Ancient Dental Plaque Provides a Wealth of Information

We ask a lot of our teeth, and they are incredibly durable. Not only are they durable during our lifetime, they outlast us for many years-just like the bone structure of our skeletons. Recently, researchers have been using this durability to their advantage.

By studying the teeth of ancient skeletons, scientists have discovered a well-preserved treasure trove of information that they have described as a "microbial Pompeii". A broad international research team, led by researchers at The University of York, University of Zurich and the University of Copenhagen, published their findings in a recent issue of Nature Genetics.

The "microbial Pompeii" the team refers to is the dental calculus (known to most of us as plaque) of skeletons that date back 1,000 years. While most of the molecular information in ancient bones is lost in the soil after burial through interaction with the burial environment, dental calculus is far more stable. This allows for analysis of the biomolecules that are held within the structure of the plaque, providing insights into the diet of our ancestors and some of the issues that they faced.

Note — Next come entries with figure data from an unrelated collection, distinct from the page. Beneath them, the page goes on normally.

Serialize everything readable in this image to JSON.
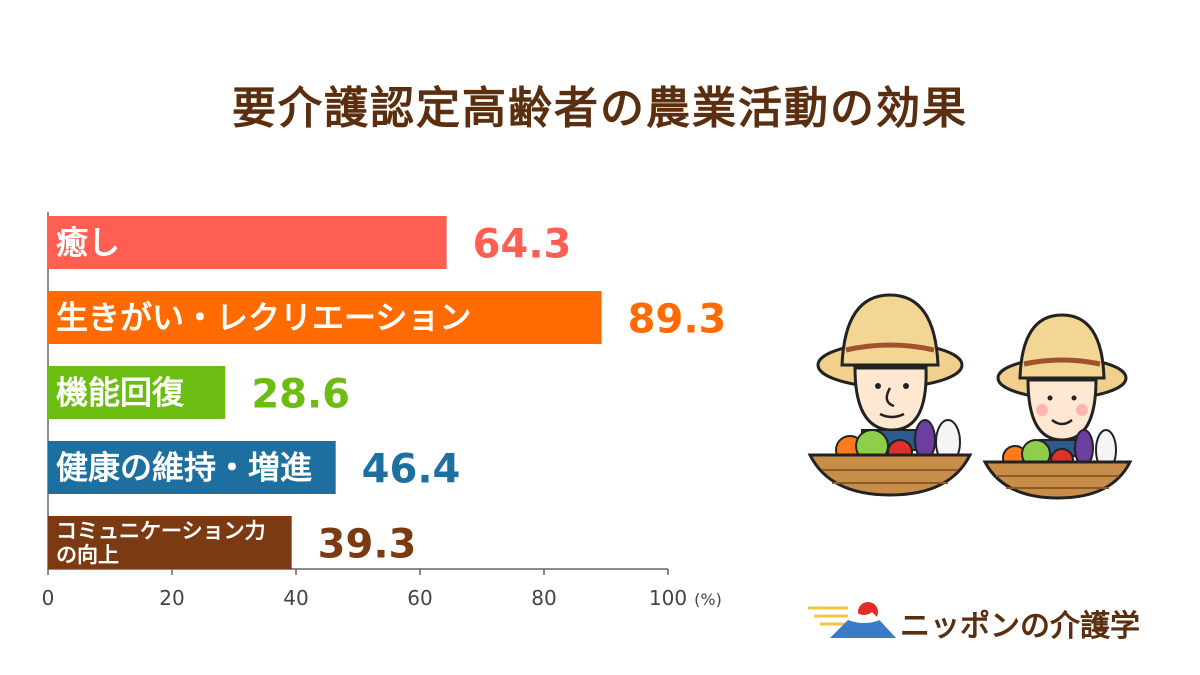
{
  "title": "要介護認定高齢者の農業活動の効果",
  "chart_data": {
    "type": "bar",
    "orientation": "horizontal",
    "categories": [
      [
        "癒し"
      ],
      [
        "生きがい・レクリエーション"
      ],
      [
        "機能回復"
      ],
      [
        "健康の維持・増進"
      ],
      [
        "コミュニケーション力",
        "の向上"
      ]
    ],
    "values": [
      64.3,
      89.3,
      28.6,
      46.4,
      39.3
    ],
    "value_labels": [
      "64.3",
      "89.3",
      "28.6",
      "46.4",
      "39.3"
    ],
    "colors": [
      "#ff5f52",
      "#ff6b00",
      "#6cbd12",
      "#1d6fa0",
      "#7b3a12"
    ],
    "xlim": [
      0,
      100
    ],
    "xticks": [
      "0",
      "20",
      "40",
      "60",
      "80",
      "100"
    ],
    "xunit": "(%)"
  },
  "logo": {
    "text": "ニッポンの介護学"
  }
}
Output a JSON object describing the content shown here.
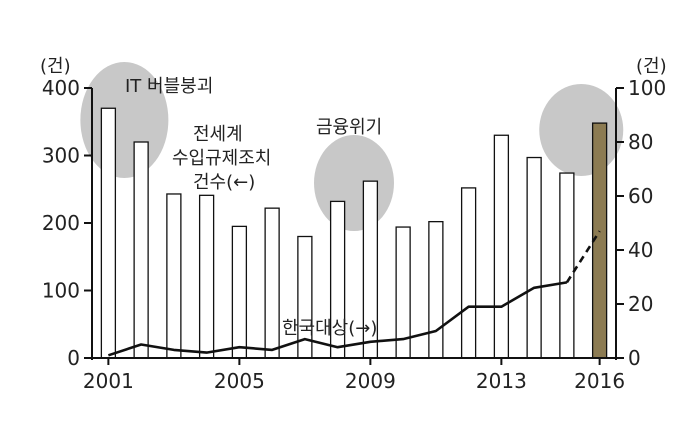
{
  "chart_data": {
    "type": "bar",
    "title": "",
    "x": [
      2001,
      2002,
      2003,
      2004,
      2005,
      2006,
      2007,
      2008,
      2009,
      2010,
      2011,
      2012,
      2013,
      2014,
      2015,
      2016
    ],
    "x_tick_labels": [
      "2001",
      "2005",
      "2009",
      "2013",
      "2016"
    ],
    "x_tick_values": [
      2001,
      2005,
      2009,
      2013,
      2016
    ],
    "y_left": {
      "unit": "(건)",
      "ylim": [
        0,
        400
      ],
      "ticks": [
        "0",
        "100",
        "200",
        "300",
        "400"
      ],
      "tick_values": [
        0,
        100,
        200,
        300,
        400
      ]
    },
    "y_right": {
      "unit": "(건)",
      "ylim": [
        0,
        100
      ],
      "ticks": [
        "0",
        "20",
        "40",
        "60",
        "80",
        "100"
      ],
      "tick_values": [
        0,
        20,
        40,
        60,
        80,
        100
      ]
    },
    "series": [
      {
        "name": "전세계 수입규제조치 건수(←)",
        "type": "bar",
        "axis": "left",
        "values": [
          370,
          320,
          243,
          241,
          195,
          222,
          180,
          232,
          262,
          194,
          202,
          252,
          330,
          297,
          274,
          348
        ],
        "colors": [
          "#ffffff",
          "#ffffff",
          "#ffffff",
          "#ffffff",
          "#ffffff",
          "#ffffff",
          "#ffffff",
          "#ffffff",
          "#ffffff",
          "#ffffff",
          "#ffffff",
          "#ffffff",
          "#ffffff",
          "#ffffff",
          "#ffffff",
          "#8c7b52"
        ]
      },
      {
        "name": "한국대상(→)",
        "type": "line",
        "axis": "right",
        "values": [
          1,
          5,
          3,
          2,
          4,
          3,
          7,
          4,
          6,
          7,
          10,
          19,
          19,
          26,
          28,
          47
        ],
        "dashed_last_segment": true
      }
    ],
    "annotations": [
      {
        "text": "IT 버블붕괴",
        "near_x": 2001.5
      },
      {
        "text": "금융위기",
        "near_x": 2008.5
      },
      {
        "text_lines": [
          "전세계",
          "수입규제조치",
          "건수(←)"
        ]
      },
      {
        "text": "한국대상(→)"
      }
    ],
    "highlight_color": "#c8c8c8",
    "grid": false
  }
}
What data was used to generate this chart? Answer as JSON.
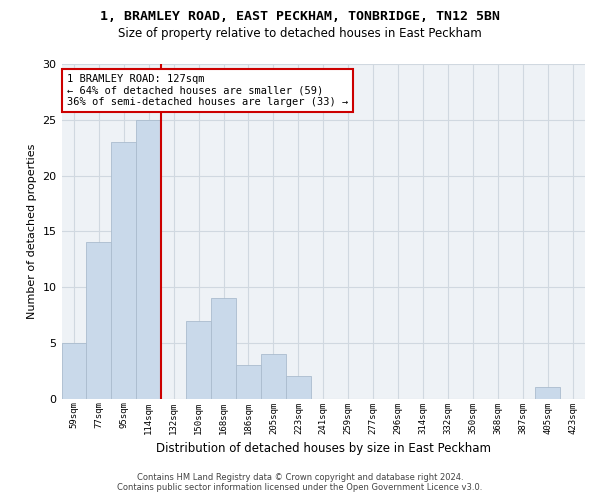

While the dental plaque provided a handy preservation mechanism, extracting and analyzing the information was a major challenge. It isn't that the DNA was difficult to remove, but it was difficult to filter out the relevant DNA from the "noise" of other sequences. Through shotgun DNA sequencing and a massive sorting and analysis effort, the team was able to ascertain the genome of a significant periodontal pathogen. They also believe they have acquired genetic evidence of biomolecules related to the diet of our ancestors-the first such information retrieved from dental plaque.

One of the more intriguing discoveries from the team is that, based on the variety and type of pathogens discovered in the plaque, the same bacteria caused periodontal disease in ancient times as it does today. In essence, dental plaque has not changed in 1,000 years, despite many changes in dental care, diet, and overall oral hygiene.

Another interesting discovery by the research team is that the microbiomes recovered from the ancient plaque included the fundamental genetic capability for antibiotic resistance-predating the modern use of therapeutic antibiotics by many centuries.

The incredibly well-preserved biological samples embedded in the structure of the ancient plaque are likely to allow further insights into our ancestors diets, habits, and lives-available to researchers with the abilities and patience to sort through the massive amount of information and correlate it to specific aspects.

For example, researchers may be able to further understand what makes periodontal disease so prevalent in humans and domestic pets compared to animals in the wild. Given the similarities in the plaque, by comparing the diet and habits of our ancestors to ourselves, can we deduce anything else about the origins of periodontal disease that may lead to better prevention? It seems likely that more insights will follow as researchers continue to tap this relatively new source of ancient biological information.